Not a pretty sight, but that is precisely the point that Marumo was trying to illustrate – that women go through hell at the hands of abusive men. As much as the Gender Summit this week was meant to highlight issues affecting women, especially genderbased violence including murders and rapes, Marumo also shone a spotlight on the parole system that seems to have long been corrupted.
We have written stories about prisoners who were in the throes of death, suffering from terminal illnesses, and yet parole boards wouldn’t release them to die at home.
Yet the famous, politically connected and those with deep pockets cheat the system and go free.
In my view Marumo, whose scars shocked everyone, exposed a criminal-justice system that was not prowomen and pro-poor.
And Marumo is a typical example of its bias. She bears scars from the abuse and violence she endured at the hands of her husband but that don’t seem to warrant her name being on the list of inmates who deserve early release from prison. Why?
I have a personal interest in the matter, because the man who murdered my sister in cold blood was recently granted parole without the input and involvement of our family, and even from members of the community who helped get him arrested and convicted.

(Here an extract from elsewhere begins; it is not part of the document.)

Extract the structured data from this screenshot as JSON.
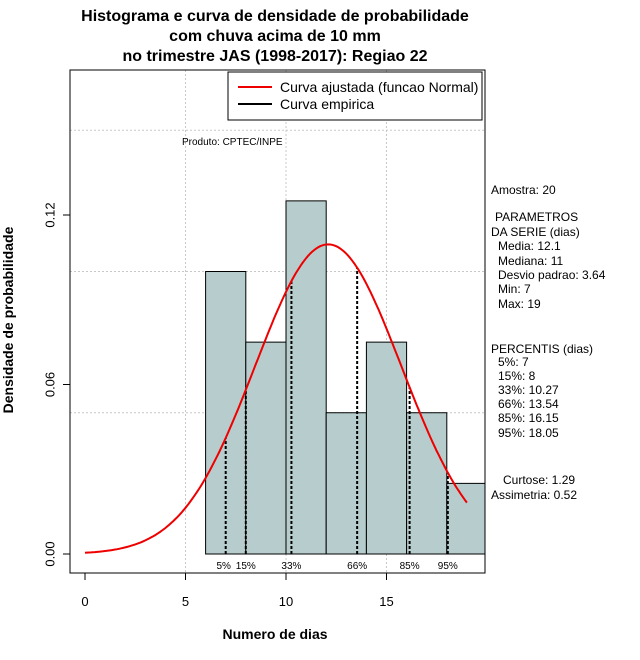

What is even worse is that when he shot and killed my sister, he was on parole for other violent crimes.
And now he has been paroled again, and none of my family or her children have been warned that he is out there. Correctional Services says we should have been informed first, although we would not have been able to stop his release, as the board made its decision, it pointed out.
So who are these board members? Do they belong to the society we live in? If people who murder in cold blood are freed without so much as a consideration for the safety and security of their victims’ families, why not release someone like Marumo, who killed in self-defence?